Although term limits for members of the U.S. Congress are not currently in action related to federal legislation, some fifteen U.S. states have imposed term limits on their congressmen and state representativess. As George F. Will points out, one hundred and eighty-six members of the House and Senate are “serving under state-imposed term limits” (1993, p. xv). This is because voters in the various states that have imposed term limits voted in favor of it which of course also affects the terms held by their representatives in state houses and congresses. As might be suspected, many members of the House and the Senate are dead against term limits. One of their basic arguments is that “limits for federal legislators can only be imposed by a constitutional amendment” (Will, 1993, p. xv), and since this approach appears to be accurate (at least according to some Washington insiders), House and Senate members who stand against term limits are not about to allow a debate on this topic to reach the floor, “let alone go to the states for ratification” (Will, 1993, p. xv). As to those U.S. states that already have term limits for their senators and representatives in Washington, the only feasible way to eliminate them would be to create a state-based constitutional amendment that would be ratified by the voters either in favor or against term limits.

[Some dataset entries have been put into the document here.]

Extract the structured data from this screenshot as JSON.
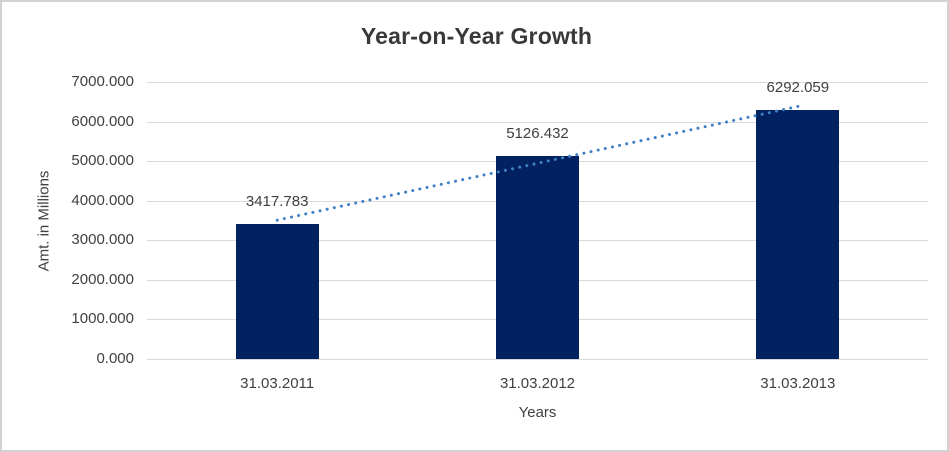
{
  "window": {
    "background": "#ffffff",
    "border_color": "#d2d2d2"
  },
  "chart_data": {
    "type": "bar",
    "title": "Year-on-Year Growth",
    "xlabel": "Years",
    "ylabel": "Amt. in Millions",
    "categories": [
      "31.03.2011",
      "31.03.2012",
      "31.03.2013"
    ],
    "values": [
      3417.783,
      5126.432,
      6292.059
    ],
    "data_labels": [
      "3417.783",
      "5126.432",
      "6292.059"
    ],
    "ylim": [
      0,
      7000
    ],
    "ytick_step": 1000,
    "ytick_labels": [
      "0.000",
      "1000.000",
      "2000.000",
      "3000.000",
      "4000.000",
      "5000.000",
      "6000.000",
      "7000.000"
    ],
    "grid": "horizontal",
    "legend": "none",
    "colors": {
      "bar": "#022161",
      "trendline": "#4080c6",
      "gridline": "#d9d9d9",
      "text": "#404040",
      "title_text": "#393939"
    },
    "trendline": {
      "type": "linear",
      "style": "dotted",
      "endpoint_values": [
        3508.3,
        6382.6
      ]
    }
  }
}
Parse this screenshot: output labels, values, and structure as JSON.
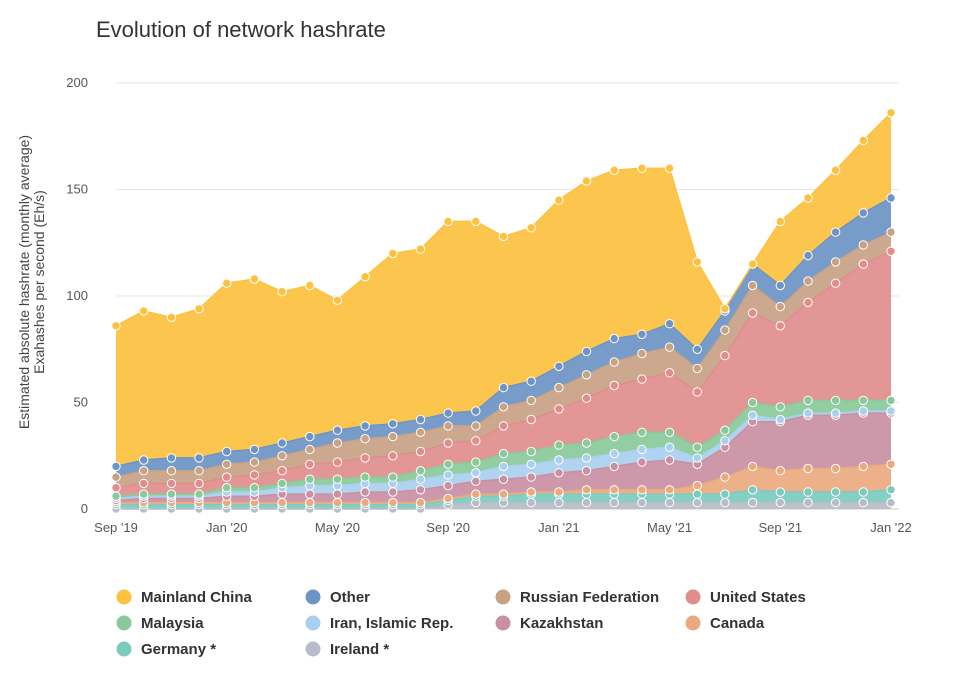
{
  "chart_data": {
    "type": "area",
    "title": "Evolution of network hashrate",
    "ylabel_lines": [
      "Estimated absolute hashrate (monthly average)",
      "Exahashes per second (Eh/s)"
    ],
    "x": [
      "Sep '19",
      "Oct '19",
      "Nov '19",
      "Dec '19",
      "Jan '20",
      "Feb '20",
      "Mar '20",
      "Apr '20",
      "May '20",
      "Jun '20",
      "Jul '20",
      "Aug '20",
      "Sep '20",
      "Oct '20",
      "Nov '20",
      "Dec '20",
      "Jan '21",
      "Feb '21",
      "Mar '21",
      "Apr '21",
      "May '21",
      "Jun '21",
      "Jul '21",
      "Aug '21",
      "Sep '21",
      "Oct '21",
      "Nov '21",
      "Dec '21",
      "Jan '22"
    ],
    "x_tick_labels": [
      "Sep '19",
      "Jan '20",
      "May '20",
      "Sep '20",
      "Jan '21",
      "May '21",
      "Sep '21",
      "Jan '22"
    ],
    "ylim": [
      0,
      200
    ],
    "yticks": [
      0,
      50,
      100,
      150,
      200
    ],
    "grid": true,
    "legend_position": "bottom",
    "stacked": true,
    "series": [
      {
        "name": "Ireland *",
        "color": "#b7bcc8",
        "values": [
          0,
          0,
          0,
          0,
          0,
          0,
          0,
          0,
          0,
          0,
          0,
          0,
          2,
          3,
          3,
          3,
          3,
          3,
          3,
          3,
          3,
          3,
          3,
          3,
          3,
          3,
          3,
          3,
          3
        ]
      },
      {
        "name": "Germany *",
        "color": "#7ccbbf",
        "values": [
          2,
          2,
          2,
          2,
          2,
          2,
          2,
          2,
          2,
          2,
          2,
          2,
          2,
          3,
          3,
          4,
          4,
          4,
          4,
          4,
          4,
          4,
          4,
          6,
          5,
          5,
          5,
          5,
          6
        ]
      },
      {
        "name": "Canada",
        "color": "#eaaa7e",
        "values": [
          1,
          1,
          1,
          1,
          1,
          1,
          1,
          1,
          1,
          1,
          1,
          1,
          1,
          1,
          1,
          1,
          1,
          2,
          2,
          2,
          2,
          4,
          8,
          11,
          10,
          11,
          11,
          12,
          12
        ]
      },
      {
        "name": "Kazakhstan",
        "color": "#c98fa3",
        "values": [
          1,
          2,
          2,
          2,
          3,
          3,
          4,
          4,
          4,
          5,
          5,
          6,
          6,
          6,
          7,
          7,
          9,
          9,
          11,
          13,
          14,
          10,
          14,
          21,
          23,
          25,
          25,
          25,
          24
        ]
      },
      {
        "name": "Iran, Islamic Rep.",
        "color": "#a9d0ef",
        "values": [
          1,
          1,
          1,
          1,
          2,
          2,
          3,
          4,
          4,
          4,
          4,
          5,
          5,
          4,
          6,
          6,
          6,
          6,
          6,
          6,
          6,
          3,
          3,
          3,
          1,
          1,
          1,
          1,
          1
        ]
      },
      {
        "name": "Malaysia",
        "color": "#8ac99a",
        "values": [
          1,
          1,
          1,
          1,
          2,
          2,
          2,
          3,
          3,
          3,
          3,
          4,
          5,
          5,
          6,
          6,
          7,
          7,
          8,
          8,
          7,
          5,
          5,
          6,
          6,
          6,
          6,
          5,
          5
        ]
      },
      {
        "name": "United States",
        "color": "#e08d8c",
        "values": [
          4,
          5,
          5,
          5,
          5,
          6,
          6,
          7,
          8,
          9,
          10,
          9,
          10,
          10,
          13,
          15,
          17,
          21,
          24,
          25,
          28,
          26,
          35,
          42,
          38,
          46,
          55,
          64,
          70
        ]
      },
      {
        "name": "Russian Federation",
        "color": "#c8a284",
        "values": [
          5,
          6,
          6,
          6,
          6,
          6,
          7,
          7,
          9,
          9,
          9,
          9,
          8,
          7,
          9,
          9,
          10,
          11,
          11,
          12,
          12,
          11,
          12,
          13,
          9,
          10,
          10,
          9,
          9
        ]
      },
      {
        "name": "Other",
        "color": "#6d94c5",
        "values": [
          5,
          5,
          6,
          6,
          6,
          6,
          6,
          6,
          6,
          6,
          6,
          6,
          6,
          7,
          9,
          9,
          10,
          11,
          11,
          9,
          11,
          9,
          9,
          10,
          10,
          12,
          14,
          15,
          16
        ]
      },
      {
        "name": "Mainland China",
        "color": "#fcc13f",
        "values": [
          66,
          70,
          66,
          70,
          79,
          80,
          71,
          71,
          61,
          70,
          80,
          80,
          90,
          89,
          71,
          72,
          78,
          80,
          79,
          78,
          73,
          41,
          1,
          0,
          30,
          27,
          29,
          34,
          40
        ]
      }
    ],
    "legend_order": [
      "Mainland China",
      "Other",
      "Russian Federation",
      "United States",
      "Malaysia",
      "Iran, Islamic Rep.",
      "Kazakhstan",
      "Canada",
      "Germany *",
      "Ireland *"
    ]
  }
}
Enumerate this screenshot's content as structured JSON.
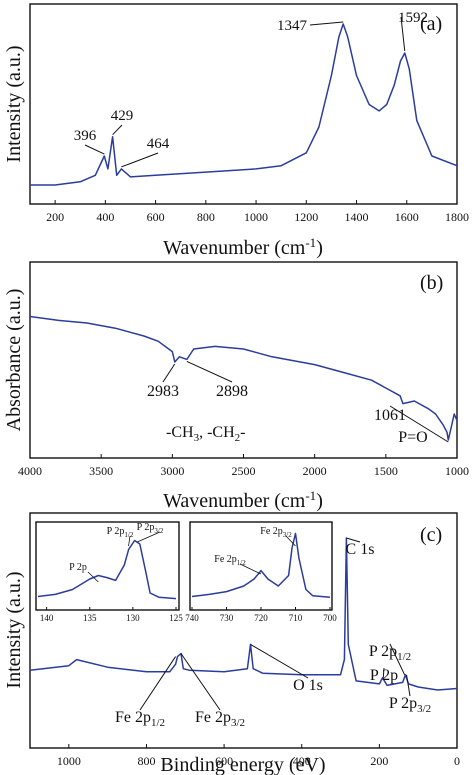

Those who are in favor of imposing term limits on all members of the U.S. Congress argue that doing so would lead to several important changes. First, with term limits, members of Congress would have “less time in office to develop financially beneficial commitments to lobbyists and other special interest groups;” second, with term limits in place, the power of congressional members would be limited and candidates would be “more likely to run for the purpose of serving the people” rather than their own self-interest; third, term limits would help to reduce gridlock, thus making it easier to pass important legislation “that would make a positive difference for the nation;” fourth,  term limits would help to “eliminate the shady, profitable relationships between members of Congress and special interest groups,” thus reducing the wealth gap between candidates with little money to spend on their campaigns and those with millions in personal fortunes; and fifth, term limits would help to bring an end to the “cycle of political reward and power abuse” (Arguments for Term Limits, 2012).

Perhaps the most important reason for term limits for all members of the U.S. Congress is related to the on-going gridlock in Washington between Republicans, some of whom have been in office for more than forty years, and the Democrats. In effect, term limits would severely limit the amount of time spent on bickering and arguing back and forth and would force members to get on with the business of running the country.

References

Arguments for term limits. (2012). Retrieved from http://restartcongress.org/revolution/arguments-for-term-limits

Crane, E.H. (1995). Congressional term limits. Cato Institute. Retrieved from http://www.cato.org/publications/congressional-testimony/congressional-term-limits

Will, George F. (1993). Restoration: Congress, term limits, and the recovery of deliberative democracy. New York: The Free Press.